DBasia.news – Pelatih Tottenham Hotspur, Jose Mourinho tak bisa menyembunyikan kemarahannya setelah timnya tersingkir secara tragis di babak 16 besar Liga Eropa musim 2020/2021.

Tottenham Hotspur tersingkir setelah kalah 3-0 dari Dinamo Zagreb pada leg kedua babak 16 besar Liga Europa 2020-2021, di Stadion Maksimir, Jumat (19/3). Meski menang dengan skor 2-0 pada leg pertama, tetapi hasilnya adalah pil pahit untuk Tottenham. Mislav Orsic menjadi mimpi buruk setelah mencetak hat-trick.

“Jika saya melupakan menit-menit terakhir pada perpanjangan waktu, di mana kami melakukan sesuatu untuk mendapatkan hasil yang berbeda dan lolos, dalam 90 menit dan babak pertama perpanjangan waktu adalah satu tim yang memutuskan meninggalkan segalanya di lapangan,” ujar Mourinho kepada BT Sport.
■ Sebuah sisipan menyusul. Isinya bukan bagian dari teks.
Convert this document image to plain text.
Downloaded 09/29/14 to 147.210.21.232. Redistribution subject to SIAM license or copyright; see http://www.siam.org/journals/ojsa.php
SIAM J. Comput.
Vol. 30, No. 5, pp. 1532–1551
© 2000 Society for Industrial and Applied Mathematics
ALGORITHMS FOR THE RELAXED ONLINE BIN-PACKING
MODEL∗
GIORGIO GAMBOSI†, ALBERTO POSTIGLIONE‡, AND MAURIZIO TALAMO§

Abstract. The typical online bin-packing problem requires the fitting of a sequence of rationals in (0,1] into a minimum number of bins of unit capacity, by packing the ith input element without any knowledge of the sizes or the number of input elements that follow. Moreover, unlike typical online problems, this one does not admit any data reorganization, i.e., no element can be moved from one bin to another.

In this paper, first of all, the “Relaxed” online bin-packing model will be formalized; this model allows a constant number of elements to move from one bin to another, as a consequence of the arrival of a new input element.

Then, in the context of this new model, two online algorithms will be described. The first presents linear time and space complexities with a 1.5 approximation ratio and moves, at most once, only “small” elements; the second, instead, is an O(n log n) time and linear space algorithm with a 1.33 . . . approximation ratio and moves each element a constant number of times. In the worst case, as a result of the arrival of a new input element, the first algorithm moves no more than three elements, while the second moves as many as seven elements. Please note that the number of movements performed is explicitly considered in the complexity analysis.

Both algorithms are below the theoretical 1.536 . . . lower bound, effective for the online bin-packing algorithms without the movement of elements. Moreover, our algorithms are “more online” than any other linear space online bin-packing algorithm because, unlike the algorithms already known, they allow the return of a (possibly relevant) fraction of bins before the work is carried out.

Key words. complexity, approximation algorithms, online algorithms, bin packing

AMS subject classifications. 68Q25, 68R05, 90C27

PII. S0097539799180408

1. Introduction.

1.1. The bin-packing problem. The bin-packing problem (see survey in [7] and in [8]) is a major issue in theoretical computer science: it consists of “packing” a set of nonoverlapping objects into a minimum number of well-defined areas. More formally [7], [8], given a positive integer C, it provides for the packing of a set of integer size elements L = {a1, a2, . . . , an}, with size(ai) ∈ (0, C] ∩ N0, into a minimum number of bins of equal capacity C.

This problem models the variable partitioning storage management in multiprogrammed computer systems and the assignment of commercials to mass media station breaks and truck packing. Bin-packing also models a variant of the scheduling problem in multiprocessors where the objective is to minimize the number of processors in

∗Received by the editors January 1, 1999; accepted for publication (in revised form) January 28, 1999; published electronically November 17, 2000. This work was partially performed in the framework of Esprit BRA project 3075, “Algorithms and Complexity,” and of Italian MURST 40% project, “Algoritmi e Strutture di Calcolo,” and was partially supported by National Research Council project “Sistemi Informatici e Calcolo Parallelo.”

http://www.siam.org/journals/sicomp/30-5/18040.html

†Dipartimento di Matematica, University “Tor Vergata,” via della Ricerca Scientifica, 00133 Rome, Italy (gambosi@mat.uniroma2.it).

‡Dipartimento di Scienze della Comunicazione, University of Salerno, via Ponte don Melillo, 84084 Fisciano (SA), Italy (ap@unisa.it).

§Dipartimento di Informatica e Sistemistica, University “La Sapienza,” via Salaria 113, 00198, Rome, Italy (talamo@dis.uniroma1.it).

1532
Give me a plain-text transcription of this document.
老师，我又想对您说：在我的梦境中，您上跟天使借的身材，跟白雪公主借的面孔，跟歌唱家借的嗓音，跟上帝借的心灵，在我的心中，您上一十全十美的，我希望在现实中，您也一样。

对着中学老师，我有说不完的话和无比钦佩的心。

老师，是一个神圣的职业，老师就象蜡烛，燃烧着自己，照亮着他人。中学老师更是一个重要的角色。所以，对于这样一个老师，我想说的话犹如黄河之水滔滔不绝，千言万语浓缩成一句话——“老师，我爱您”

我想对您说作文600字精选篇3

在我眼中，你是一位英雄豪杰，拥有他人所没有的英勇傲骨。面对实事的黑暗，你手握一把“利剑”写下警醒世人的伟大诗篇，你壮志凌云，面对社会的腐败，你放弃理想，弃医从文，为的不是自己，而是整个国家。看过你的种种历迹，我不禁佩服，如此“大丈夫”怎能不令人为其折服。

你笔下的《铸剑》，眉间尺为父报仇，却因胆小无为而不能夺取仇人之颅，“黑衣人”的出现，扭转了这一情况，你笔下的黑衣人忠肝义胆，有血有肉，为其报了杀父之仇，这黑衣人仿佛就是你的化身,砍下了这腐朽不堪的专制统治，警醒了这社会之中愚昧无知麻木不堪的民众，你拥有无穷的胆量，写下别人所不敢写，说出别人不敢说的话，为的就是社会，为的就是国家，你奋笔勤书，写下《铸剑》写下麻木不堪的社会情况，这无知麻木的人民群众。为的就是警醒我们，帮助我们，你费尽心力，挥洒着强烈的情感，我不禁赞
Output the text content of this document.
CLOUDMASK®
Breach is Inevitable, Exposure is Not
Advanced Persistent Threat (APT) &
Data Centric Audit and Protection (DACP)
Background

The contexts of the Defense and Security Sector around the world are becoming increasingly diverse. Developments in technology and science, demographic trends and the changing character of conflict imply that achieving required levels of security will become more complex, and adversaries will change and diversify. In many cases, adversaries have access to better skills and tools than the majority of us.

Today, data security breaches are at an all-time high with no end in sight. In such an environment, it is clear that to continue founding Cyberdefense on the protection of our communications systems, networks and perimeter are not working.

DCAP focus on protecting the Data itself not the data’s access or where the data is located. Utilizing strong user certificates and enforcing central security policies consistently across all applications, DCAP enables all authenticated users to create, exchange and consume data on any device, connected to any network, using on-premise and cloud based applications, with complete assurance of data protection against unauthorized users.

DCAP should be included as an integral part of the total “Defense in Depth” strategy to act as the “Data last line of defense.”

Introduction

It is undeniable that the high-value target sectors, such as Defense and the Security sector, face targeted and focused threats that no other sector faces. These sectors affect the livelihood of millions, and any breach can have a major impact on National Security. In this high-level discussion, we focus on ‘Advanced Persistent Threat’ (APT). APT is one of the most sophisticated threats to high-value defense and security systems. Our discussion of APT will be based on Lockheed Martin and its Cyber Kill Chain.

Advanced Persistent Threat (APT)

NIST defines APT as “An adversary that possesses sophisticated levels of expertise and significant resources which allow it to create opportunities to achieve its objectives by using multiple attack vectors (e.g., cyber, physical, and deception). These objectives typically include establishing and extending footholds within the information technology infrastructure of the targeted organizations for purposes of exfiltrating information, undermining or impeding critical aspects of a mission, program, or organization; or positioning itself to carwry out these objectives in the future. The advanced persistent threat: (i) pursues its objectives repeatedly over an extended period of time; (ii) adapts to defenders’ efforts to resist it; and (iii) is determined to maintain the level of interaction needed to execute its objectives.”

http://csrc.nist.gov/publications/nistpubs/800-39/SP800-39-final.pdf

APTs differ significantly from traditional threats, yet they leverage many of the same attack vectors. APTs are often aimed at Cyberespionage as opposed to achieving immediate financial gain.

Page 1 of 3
“Mereka meninggalkan keringat, energi, dan darah. Pada akhirnya mereka bahkan meninggalkan air mata kebahagiaan.”

Hasil tersebut membuat Jose Mourinho sulit berkata-kata. Menurutnya, apa yang dirasakan lebih dari kesedihan.

“Apa yang saya rasakan jauh lebih dari kesedihan. Saya baru saja meninggalkan ruang ganti Dinamo di mana memuji para pemain. Saya merasa menyesal satu di antara tim tidak memenangi pertandingan berdasarkan sikap dan kompromi. Saya merasa lebih dari sedih,” katanya.

Hanya Bisa Meminta Maaf

Jose Mourinho tidak menampik hasil ini akan mengecewakan untuk para suporter. The Special One hanya bisa meminta maaf.

“Saya hanya bisa meminta maaf kepada pendukung Tottenham Hotspur. Saya berharap mereka merasakan hal yang sama dengan saya,” tutur Mourinho.

“Hari ini adalah laga hidup atau mati dan kami mati. Dalam beberapa laga lain, saya memiliki perasaan yang sama. Hingga hari terakhir musim ini kami harus mencoba melakukan yang terbaik.”